An article published in The New England Journal of Medicine on March 28, 2019 entitled “Changes in Practice among Physicians with Malpractice Claims” concluded: “Physicians with multiple malpractice claims were no more likely to relocate geographically than those with no claims, but they were more likely to stop practicing medicine or switch to smaller practice settings.”
The authors of the article linked an extract of the National Practitioner Data Bank to the Medicare Data on Provider Practice and Specialty data set to create a national cohort of physicians 35 to 65 years of age who practiced during the period from 2008 through 2015. They then analyzed associations between the number of paid malpractice claims that physicians accrued and exits from medical practice, changes in clinical volume, geographic relocation, and change in practice-group size.
The cohort consisted of 480,894 physicians who had 68,956 paid claims from 2003 through 2015. A total of 89.0% of the physicians had no claims, 8.8% had 1 claim, and the remaining 2.3% had 2 or more claims and accounted for 38.9% of all claims.

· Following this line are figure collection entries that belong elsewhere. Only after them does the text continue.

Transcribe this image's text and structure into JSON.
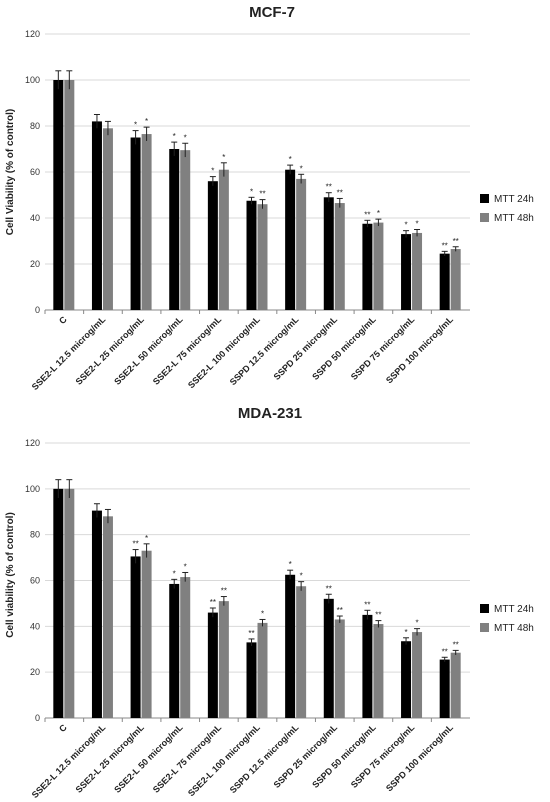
{
  "chart_data": [
    {
      "type": "bar",
      "title": "MCF-7",
      "ylabel": "Cell Viability (% of control)",
      "ylim": [
        0,
        120
      ],
      "yticks": [
        0,
        20,
        40,
        60,
        80,
        100,
        120
      ],
      "grid": true,
      "legend_position": "right",
      "categories": [
        "C",
        "SSE2-L 12.5 microg/mL",
        "SSE2-L 25 microg/mL",
        "SSE2-L 50 microg/mL",
        "SSE2-L 75 microg/mL",
        "SSE2-L 100 microg/mL",
        "SSPD 12.5 microg/mL",
        "SSPD 25 microg/mL",
        "SSPD 50 microg/mL",
        "SSPD 75 microg/mL",
        "SSPD 100 microg/mL"
      ],
      "series": [
        {
          "name": "MTT 24h",
          "color": "#000000",
          "values": [
            100,
            82,
            75,
            70,
            56,
            47.5,
            61,
            49,
            37.5,
            33,
            24.5
          ],
          "errors": [
            4,
            3,
            3,
            3,
            2,
            1.5,
            2,
            2,
            1.5,
            1.5,
            1
          ],
          "significance": [
            "",
            "",
            "*",
            "*",
            "*",
            "*",
            "*",
            "**",
            "**",
            "*",
            "**"
          ]
        },
        {
          "name": "MTT 48h",
          "color": "#808080",
          "values": [
            100,
            79,
            76.5,
            69.5,
            61,
            46,
            57,
            46.5,
            38,
            33.5,
            26.5
          ],
          "errors": [
            4,
            3,
            3,
            3,
            3,
            2,
            2,
            2,
            1.5,
            1.5,
            1
          ],
          "significance": [
            "",
            "",
            "*",
            "*",
            "*",
            "**",
            "*",
            "**",
            "*",
            "*",
            "**"
          ]
        }
      ]
    },
    {
      "type": "bar",
      "title": "MDA-231",
      "ylabel": "Cell viability (% of control)",
      "ylim": [
        0,
        120
      ],
      "yticks": [
        0,
        20,
        40,
        60,
        80,
        100,
        120
      ],
      "grid": true,
      "legend_position": "right",
      "categories": [
        "C",
        "SSE2-L 12.5 microg/mL",
        "SSE2-L 25 microg/mL",
        "SSE2-L 50 microg/mL",
        "SSE2-L 75 microg/mL",
        "SSE2-L 100 microg/mL",
        "SSPD 12.5 microg/mL",
        "SSPD 25 microg/mL",
        "SSPD 50 microg/mL",
        "SSPD 75 microg/mL",
        "SSPD 100 microg/mL"
      ],
      "series": [
        {
          "name": "MTT 24h",
          "color": "#000000",
          "values": [
            100,
            90.5,
            70.5,
            58.5,
            46,
            33,
            62.5,
            52,
            45,
            33.5,
            25.5
          ],
          "errors": [
            4,
            3,
            3,
            2,
            2,
            1.5,
            2,
            2,
            2,
            1.5,
            1
          ],
          "significance": [
            "",
            "",
            "**",
            "*",
            "**",
            "**",
            "*",
            "**",
            "**",
            "*",
            "**"
          ]
        },
        {
          "name": "MTT 48h",
          "color": "#808080",
          "values": [
            100,
            88,
            73,
            61.5,
            51,
            41.5,
            57.5,
            43,
            41,
            37.5,
            28.5
          ],
          "errors": [
            4,
            3,
            3,
            2,
            2,
            1.5,
            2,
            1.5,
            1.5,
            1.5,
            1
          ],
          "significance": [
            "",
            "",
            "*",
            "*",
            "**",
            "*",
            "*",
            "**",
            "**",
            "*",
            "**"
          ]
        }
      ]
    }
  ]
}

The number of claims was positively associated with the odds of leaving the practice of medicine (odds ratio for 1 claim vs. no claims, 1.09; 95% confidence interval, 1.06 to 1.11; odds ratio for ≥5 claims, 1.45; 95% confidence interval, 1.20 to 1.74). The number of claims was not associated with geographic relocation but was positively associated with shifts into smaller practice settings. For example, physicians with 5 or more claims had more than twice the odds of moving into solo practice than physicians with no claims (odds ratio, 2.39; 95% confidence interval, 1.79 to 3.20).

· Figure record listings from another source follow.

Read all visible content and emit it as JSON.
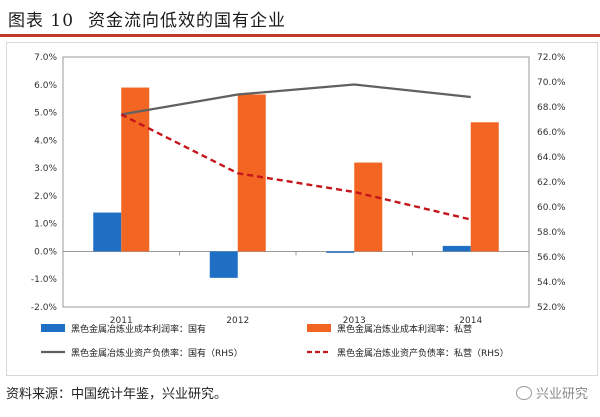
{
  "header": {
    "figure_no": "图表 10",
    "title": "资金流向低效的国有企业"
  },
  "footer": {
    "source": "资料来源：中国统计年鉴，兴业研究。",
    "watermark": "兴业研究"
  },
  "colors": {
    "blue": "#1f6fc5",
    "orange": "#f26522",
    "gray": "#606060",
    "red": "#c4161c"
  },
  "chart_data": {
    "type": "bar",
    "categories": [
      "2011",
      "2012",
      "2013",
      "2014"
    ],
    "series": [
      {
        "name": "黑色金属冶炼业成本利润率：国有",
        "kind": "bar",
        "axis": "left",
        "color": "#1f6fc5",
        "values": [
          1.4,
          -0.95,
          -0.05,
          0.2
        ]
      },
      {
        "name": "黑色金属冶炼业成本利润率：私营",
        "kind": "bar",
        "axis": "left",
        "color": "#f26522",
        "values": [
          5.9,
          5.65,
          3.2,
          4.65
        ]
      },
      {
        "name": "黑色金属冶炼业资产负债率：国有（RHS）",
        "kind": "line",
        "axis": "right",
        "color": "#606060",
        "values": [
          67.4,
          69.0,
          69.8,
          68.8
        ]
      },
      {
        "name": "黑色金属冶炼业资产负债率：私营（RHS）",
        "kind": "dashed",
        "axis": "right",
        "color": "#c4161c",
        "values": [
          67.4,
          62.7,
          61.2,
          59.0
        ]
      }
    ],
    "ylim_left": [
      -2.0,
      7.0
    ],
    "yticks_left": [
      "7.0%",
      "6.0%",
      "5.0%",
      "4.0%",
      "3.0%",
      "2.0%",
      "1.0%",
      "0.0%",
      "-1.0%",
      "-2.0%"
    ],
    "ylim_right": [
      52.0,
      72.0
    ],
    "yticks_right": [
      "72.0%",
      "70.0%",
      "68.0%",
      "66.0%",
      "64.0%",
      "62.0%",
      "60.0%",
      "58.0%",
      "56.0%",
      "54.0%",
      "52.0%"
    ],
    "legend_position": "bottom",
    "grid": false
  }
}
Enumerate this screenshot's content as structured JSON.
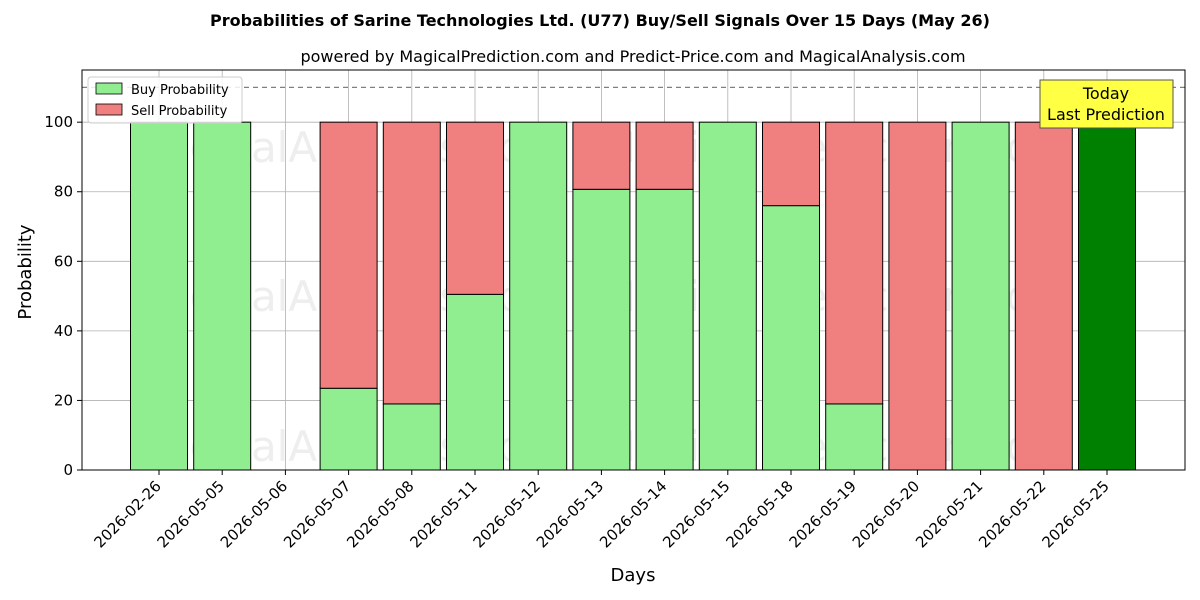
{
  "chart_data": {
    "type": "bar",
    "stacked": true,
    "title": "Probabilities of Sarine Technologies Ltd. (U77) Buy/Sell Signals Over 15 Days (May 26)",
    "subtitle": "powered by MagicalPrediction.com and Predict-Price.com and MagicalAnalysis.com",
    "xlabel": "Days",
    "ylabel": "Probability",
    "ylim": [
      0,
      115
    ],
    "yticks": [
      0,
      20,
      40,
      60,
      80,
      100
    ],
    "reference_line": 110,
    "grid": true,
    "legend_position": "top-left",
    "categories": [
      "2026-02-26",
      "2026-05-05",
      "2026-05-06",
      "2026-05-07",
      "2026-05-08",
      "2026-05-11",
      "2026-05-12",
      "2026-05-13",
      "2026-05-14",
      "2026-05-15",
      "2026-05-18",
      "2026-05-19",
      "2026-05-20",
      "2026-05-21",
      "2026-05-22",
      "2026-05-25"
    ],
    "series": [
      {
        "name": "Buy Probability",
        "color": "#90ee90",
        "values": [
          100,
          100,
          0,
          23.5,
          19,
          50.5,
          100,
          80.7,
          80.7,
          100,
          76,
          19,
          0,
          100,
          0,
          100
        ]
      },
      {
        "name": "Sell Probability",
        "color": "#f08080",
        "values": [
          0,
          0,
          0,
          76.5,
          81,
          49.5,
          0,
          19.3,
          19.3,
          0,
          24,
          81,
          100,
          0,
          100,
          0
        ]
      }
    ],
    "highlight": {
      "index": 15,
      "color": "#008000"
    },
    "annotation": {
      "line1": "Today",
      "line2": "Last Prediction",
      "background": "#ffff44"
    },
    "watermarks": [
      "MagicalAnalysis.com",
      "MagicalPrediction.com"
    ]
  }
}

The Agency for Healthcare Research and Quality, Patient Safety Network stated in an article published in July 2017 entitled “Doctors With Multiple Malpractice Claims, Disciplinary Actions, and Complaints: What Do We Know?”: “there is compelling evidence that the risk of future medicolegal events is significantly higher among physicians with markedly worse medicolegal event track records than their peers. Past isn’t always prelude, but it’s a useful marker of future risk … A corollary of the fact that prior medicolegal events are strongly and positively associated with risk of future medicolegal events is that these events tend to cluster in the physician workforce, with some physicians accounting for a disproportionately large share of all medicolegal events. In fact, medicolegal events appear to be extremely maldistributed. For example, one recent study of paid malpractice claims in the United States between 2005 and 2014 found that 1% of all physicians accounted for one-third of all claims … Available evidence suggests that, compared to physicians who experience no or few events, medicolegal event–prone physicians are more likely to be male, to be international medical graduates, and to work in certain high-risk specialties (e.g., orthopedic surgery, obstetrics and gynecology). Findings are mixed regarding whether physician age is a risk factor … With a few notable exceptions, there is scant evidence about what works to restore medicolegal event–prone physicians to safe practice, or, when necessary, to shepherd them away from patient care.”